Challenges Loom as Tesla’s Cybertruck Delivery Date Approaches

Tesla's Cybertruck

Tesla (NASDAQ:TSLA) is gearing up to commence deliveries of its long-awaited Cybertruck on November 30, marking a delay of more than two years from the initially projected timeline. CEO Elon Musk initially introduced the Cybertruck prototype in 2019, boasting a vehicle with a range exceeding 300 miles and a targeted price of around $50,000, positioning it as a more affordable option than the Ford F-150, America’s top-selling pickup.

However, Tesla has encountered setbacks, with Musk acknowledging cost and manufacturing challenges. Specifications for the Cybertruck have been removed from the order page, and concerns about production hurdles have been raised. The company initially offered Cybertruck deposits at prices ranging from $39,900 to $69,900. Still, due to rising production costs and inflation, the final price could potentially reach around $60,000.

During an earnings call last month, Musk admitted that scaling up production for the truck posed a significant challenge, likening it to the “production hell” Tesla endured in the past. He cautioned that it might be another 18 months before the company achieves volume production and substantial cash flow from the pickup. Musk stated that Tesla is unlikely to reach an annualized production rate of 250,000 Cybertrucks until sometime in 2025.

Some analysts are suggesting that, due to cost overruns and delays, Tesla should reconsider the Cybertruck project. Jefferies, for instance, expressed the opinion that Tesla shares would benefit from canceling the Cybertruck, arguing that the truck is “off-mission” for Tesla and has diverted resources from high-volume global segments of its established vehicles.

Production challenges for the Cybertruck include significant delays, primarily due to the use of a stainless-steel alloy for the truck’s body. While corrosion-resistant and paint-free, this material is expensive and challenging to shape and weld. Tesla has also shifted the Cybertruck to an 800-volt architecture from the 400-volts used in its other vehicles, citing cost savings for heavy vehicles.
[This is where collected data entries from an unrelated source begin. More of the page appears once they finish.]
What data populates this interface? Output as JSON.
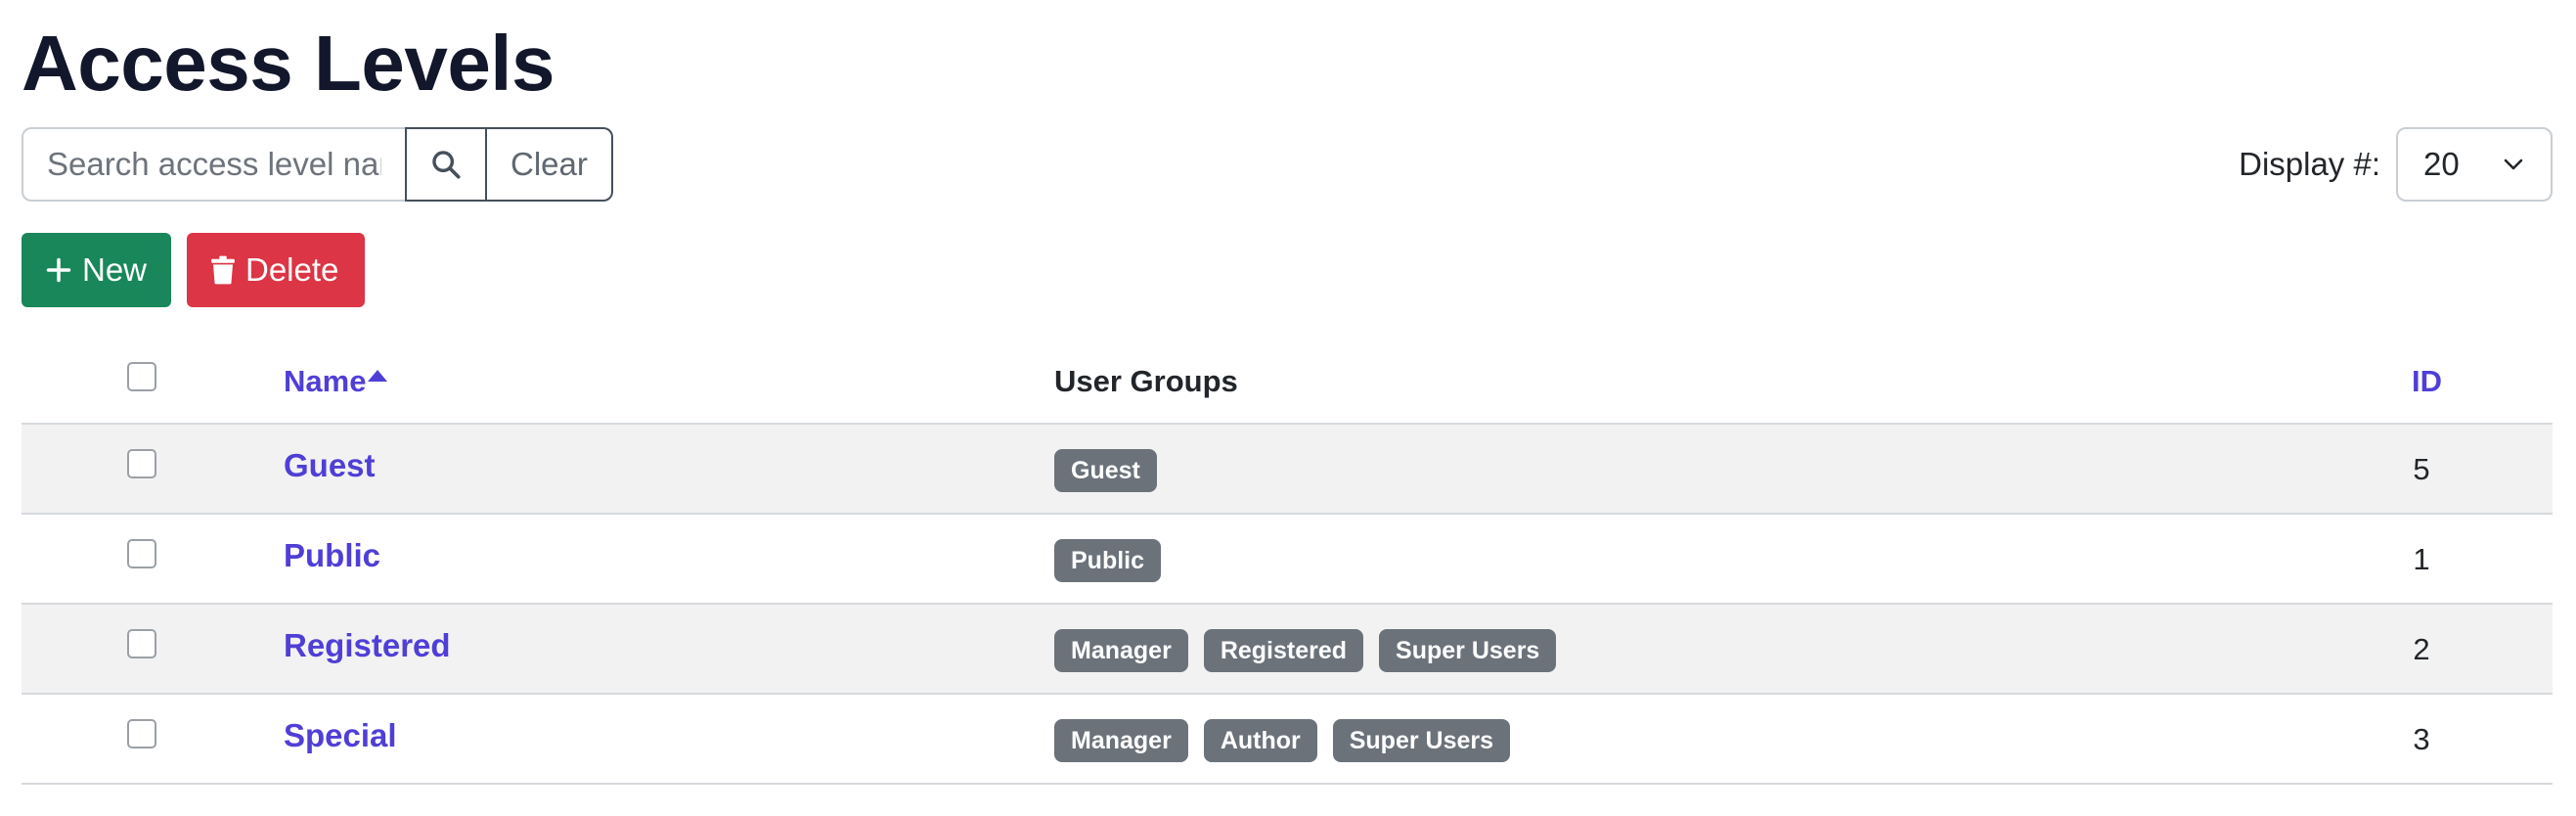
{
  "page": {
    "title": "Access Levels"
  },
  "search": {
    "placeholder": "Search access level name",
    "value": "",
    "search_icon": "search-icon",
    "clear_label": "Clear"
  },
  "display": {
    "label": "Display #:",
    "selected": "20",
    "icon": "chevron-down-icon"
  },
  "toolbar": {
    "new_label": "New",
    "new_icon": "plus-icon",
    "delete_label": "Delete",
    "delete_icon": "trash-icon",
    "colors": {
      "new": "#19875a",
      "delete": "#dc3545"
    }
  },
  "table": {
    "columns": {
      "name": "Name",
      "user_groups": "User Groups",
      "id": "ID"
    },
    "sort": {
      "column": "Name",
      "direction": "ascending"
    },
    "rows": [
      {
        "name": "Guest",
        "groups": [
          "Guest"
        ],
        "id": "5"
      },
      {
        "name": "Public",
        "groups": [
          "Public"
        ],
        "id": "1"
      },
      {
        "name": "Registered",
        "groups": [
          "Manager",
          "Registered",
          "Super Users"
        ],
        "id": "2"
      },
      {
        "name": "Special",
        "groups": [
          "Manager",
          "Author",
          "Super Users"
        ],
        "id": "3"
      }
    ]
  },
  "colors": {
    "link": "#4f3fd6",
    "badge": "#6b727a",
    "stripe": "#f2f2f2"
  }
}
Additionally, difficulties in scaling up production of the new 4680 batteries have contributed to delays.

The ultimate success of Tesla’s Cybertruck may hinge on cost competitiveness. To compete effectively, the Cybertruck needs to offer a compelling price, comparable to or better than the $50,000 starting point for Ford’s electric F-150 Lightning. Despite the challenges, Tesla could benefit from a pent-up demand for the Cybertruck, as Musk revealed that over a million people have already reserved a place in line by putting down a $100 deposit. This substantial interest could potentially sustain several years of Cybertruck sales for Tesla.